Many universities across the United States have scheduled spring break in mid-March for 2021, implying Florida could receive an influx of tourists to and around Tampa Bay. With the potential influx of out-of-state visitors, restrictions must be put in place to prevent an increase in COVID-19 cases.
Tampa International Airport spokeswoman Emily Nipps told WTSP on March 1 that in the coming days, the airport is expected to receive an average of 40,000 to 60,000 passengers entering the state.
Students from across the country come to Clearwater Beach and St. Pete for their weeklong break. Even though the spring breakers could help Florida’s economy, local and state authorities should put in place precautions, such as beach and restaurant limits, to prevent further outbreaks of COVID-19.
Store owners can enforce indoor masks and limit the number of customers entering their stores at the same time, but currently masks are not required on public beaches and on the street. Officials have only heightened hope that tourists to Tampa will wear masks at the appropriate times.
“The best we can do is try to reinforce the right behaviors,” USF epidemiologist Jason Salemi told the Tampa Bay Times on March 1. “Unfortunately, I think a lot is out of our control.”
Hope, however, is not a sure preventive measure.
The same requests were made to Spring Breakers in March 2020, but revelers continually ignored them. Clearwater Beach was packed, while the Centers for Disease Control and Prevention (CDC) asked people to gather in groups of no more than 10 people.
After spring break was all but canceled at the end of March, Florida recorded more than 6,000 cases of COVID-19, having started the month with just three, according to a daily report from the official website of the ‘State of Florida.
If the limits are strictly enforced by law enforcement, beach patrons will be more likely to minimize the big-ticket events that are sure to ensue.
The most important limitation to put in place is a maximum number of people allowed on Hillsborough and Pinellas beaches at a time. The CDC currently allows beach managers and local health officials to implement recommended guidelines as they see fit.
Recommended precautions are to stand at least 6 feet away, wear masks, and avoid crowds. More effectively, tourists should avoid the three Cs of CDC – crowds, closed spaces, and close conversations.
Some Hillsborough County beaches are closed, but Clearwater and St. Petersburg beaches in Pinellas County are open, according to the official Pinellas County website.
Local government officials like Pinellas County Parks and Recreation Director Matt Bale and his Hillsborough County counterpart Rick Valdez have the power to build capacity for beaches and other public spaces. They must act immediately before the spring breakers arrive in the Tampa Bay area.
Another useful precaution would be to limit the capacity of restaurants and bars within Hillsborough and Pinellas counties. Currently, bars and restaurants in Florida are allowed to operate at full capacity, which was announced in September at a press conference by Governor Ron DeSantis.

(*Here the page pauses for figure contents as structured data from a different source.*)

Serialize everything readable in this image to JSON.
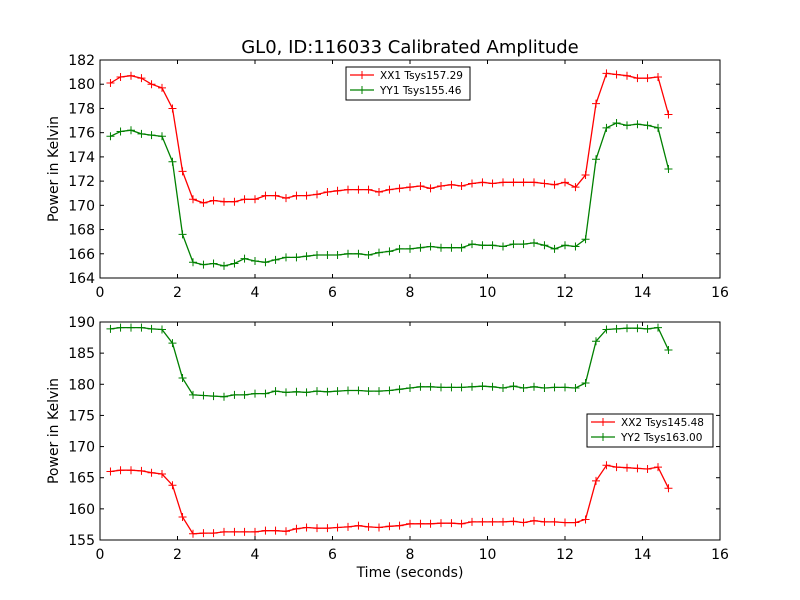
{
  "chart_data": [
    {
      "type": "line",
      "title": "GL0, ID:116033 Calibrated Amplitude",
      "xlabel": "",
      "ylabel": "Power in Kelvin",
      "xlim": [
        0,
        16
      ],
      "ylim": [
        164,
        182
      ],
      "xticks": [
        "0",
        "2",
        "4",
        "6",
        "8",
        "10",
        "12",
        "14",
        "16"
      ],
      "yticks": [
        "164",
        "166",
        "168",
        "170",
        "172",
        "174",
        "176",
        "178",
        "180",
        "182"
      ],
      "legend_position": "top-center",
      "grid": false,
      "x": [
        0.27,
        0.53,
        0.8,
        1.07,
        1.33,
        1.6,
        1.87,
        2.13,
        2.4,
        2.67,
        2.93,
        3.2,
        3.47,
        3.73,
        4.0,
        4.27,
        4.53,
        4.8,
        5.07,
        5.33,
        5.6,
        5.87,
        6.13,
        6.4,
        6.67,
        6.93,
        7.2,
        7.47,
        7.73,
        8.0,
        8.27,
        8.53,
        8.8,
        9.07,
        9.33,
        9.6,
        9.87,
        10.13,
        10.4,
        10.67,
        10.93,
        11.2,
        11.47,
        11.73,
        12.0,
        12.27,
        12.53,
        12.8,
        13.07,
        13.33,
        13.6,
        13.87,
        14.13,
        14.4,
        14.67
      ],
      "series": [
        {
          "name": "XX1 Tsys157.29",
          "color": "#ff0000",
          "values": [
            180.1,
            180.6,
            180.7,
            180.5,
            180.0,
            179.7,
            178.0,
            172.8,
            170.5,
            170.2,
            170.4,
            170.3,
            170.3,
            170.5,
            170.5,
            170.8,
            170.8,
            170.6,
            170.8,
            170.8,
            170.9,
            171.1,
            171.2,
            171.3,
            171.3,
            171.3,
            171.1,
            171.3,
            171.4,
            171.5,
            171.6,
            171.4,
            171.6,
            171.7,
            171.6,
            171.8,
            171.9,
            171.8,
            171.9,
            171.9,
            171.9,
            171.9,
            171.8,
            171.7,
            171.9,
            171.5,
            172.5,
            178.4,
            180.9,
            180.8,
            180.7,
            180.5,
            180.5,
            180.6,
            177.5
          ]
        },
        {
          "name": "YY1 Tsys155.46",
          "color": "#008000",
          "values": [
            175.7,
            176.1,
            176.2,
            175.9,
            175.8,
            175.7,
            173.6,
            167.6,
            165.3,
            165.1,
            165.2,
            165.0,
            165.2,
            165.6,
            165.4,
            165.3,
            165.5,
            165.7,
            165.7,
            165.8,
            165.9,
            165.9,
            165.9,
            166.0,
            166.0,
            165.9,
            166.1,
            166.2,
            166.4,
            166.4,
            166.5,
            166.6,
            166.5,
            166.5,
            166.5,
            166.8,
            166.7,
            166.7,
            166.6,
            166.8,
            166.8,
            166.9,
            166.7,
            166.4,
            166.7,
            166.6,
            167.2,
            173.8,
            176.4,
            176.8,
            176.6,
            176.7,
            176.6,
            176.4,
            173.0
          ]
        }
      ]
    },
    {
      "type": "line",
      "title": "",
      "xlabel": "Time (seconds)",
      "ylabel": "Power in Kelvin",
      "xlim": [
        0,
        16
      ],
      "ylim": [
        155,
        190
      ],
      "xticks": [
        "0",
        "2",
        "4",
        "6",
        "8",
        "10",
        "12",
        "14",
        "16"
      ],
      "yticks": [
        "155",
        "160",
        "165",
        "170",
        "175",
        "180",
        "185",
        "190"
      ],
      "legend_position": "center-right",
      "grid": false,
      "x": [
        0.27,
        0.53,
        0.8,
        1.07,
        1.33,
        1.6,
        1.87,
        2.13,
        2.4,
        2.67,
        2.93,
        3.2,
        3.47,
        3.73,
        4.0,
        4.27,
        4.53,
        4.8,
        5.07,
        5.33,
        5.6,
        5.87,
        6.13,
        6.4,
        6.67,
        6.93,
        7.2,
        7.47,
        7.73,
        8.0,
        8.27,
        8.53,
        8.8,
        9.07,
        9.33,
        9.6,
        9.87,
        10.13,
        10.4,
        10.67,
        10.93,
        11.2,
        11.47,
        11.73,
        12.0,
        12.27,
        12.53,
        12.8,
        13.07,
        13.33,
        13.6,
        13.87,
        14.13,
        14.4,
        14.67
      ],
      "series": [
        {
          "name": "XX2 Tsys145.48",
          "color": "#ff0000",
          "values": [
            166.0,
            166.2,
            166.2,
            166.1,
            165.8,
            165.6,
            163.8,
            158.7,
            156.0,
            156.1,
            156.1,
            156.3,
            156.3,
            156.3,
            156.3,
            156.5,
            156.5,
            156.4,
            156.8,
            157.0,
            156.9,
            156.9,
            157.0,
            157.1,
            157.3,
            157.1,
            157.0,
            157.2,
            157.3,
            157.6,
            157.6,
            157.6,
            157.7,
            157.7,
            157.6,
            157.9,
            157.9,
            157.9,
            157.9,
            158.0,
            157.8,
            158.1,
            157.9,
            157.9,
            157.8,
            157.8,
            158.3,
            164.5,
            167.0,
            166.7,
            166.6,
            166.5,
            166.4,
            166.7,
            163.3
          ]
        },
        {
          "name": "YY2 Tsys163.00",
          "color": "#008000",
          "values": [
            188.9,
            189.1,
            189.1,
            189.1,
            188.9,
            188.8,
            186.6,
            181.0,
            178.3,
            178.2,
            178.1,
            178.0,
            178.3,
            178.3,
            178.5,
            178.5,
            178.9,
            178.7,
            178.8,
            178.7,
            178.9,
            178.8,
            178.9,
            179.0,
            179.0,
            178.9,
            178.9,
            179.0,
            179.2,
            179.4,
            179.6,
            179.6,
            179.5,
            179.5,
            179.5,
            179.6,
            179.7,
            179.6,
            179.4,
            179.7,
            179.4,
            179.6,
            179.4,
            179.5,
            179.5,
            179.4,
            180.2,
            186.9,
            188.8,
            188.9,
            189.0,
            189.0,
            188.9,
            189.1,
            185.5
          ]
        }
      ]
    }
  ]
}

However, Florida is still in a state of emergency, which gives DeSantis the power to build capacity for restaurants, bars, and stores.
During the first two phases of COVID-19 precautions in Florida, restaurants and bars could only provide customers with delivery, take-out, or outdoor seating. The governor should strengthen this rule in counties where spring breakers are most common, such as Hillsborough, Pinellas and Broward.
Limiting bars, restaurants, and beaches could hurt Florida’s economy, as much of the state’s economy relies on tourism. In 2018, out-of-state visitors spent an estimated $ 94 billion while visiting Florida, according to market research organization Rocket Business Intelligence and Analytics. However, due to the pandemic, Florida’s tourism industry saw a 34% drop in profits in 2020, according to Visit Florida.
On the other hand, limiting the capacity of these places will allow tourists to participate in spring break and bring money to the state without increasing COVID-19 cases as much as they did in March. 2020. Preventing tourists and Florida residents from contracting COVID-19 is far more important than the quality of tourists’ spring break experiences.
By putting limits on beaches and restaurants, Florida’s rulers will prove they value their people more than their budget.
Florida state and local authorities must take action and prevent spring breakers from creating large crowds that could result in mass-market events by limiting the capacity of beaches and restaurants. The citizens of Florida cannot avoid contracting COVID-19 by simply trusting tourists who have historically been oblivious to protecting themselves and our residents.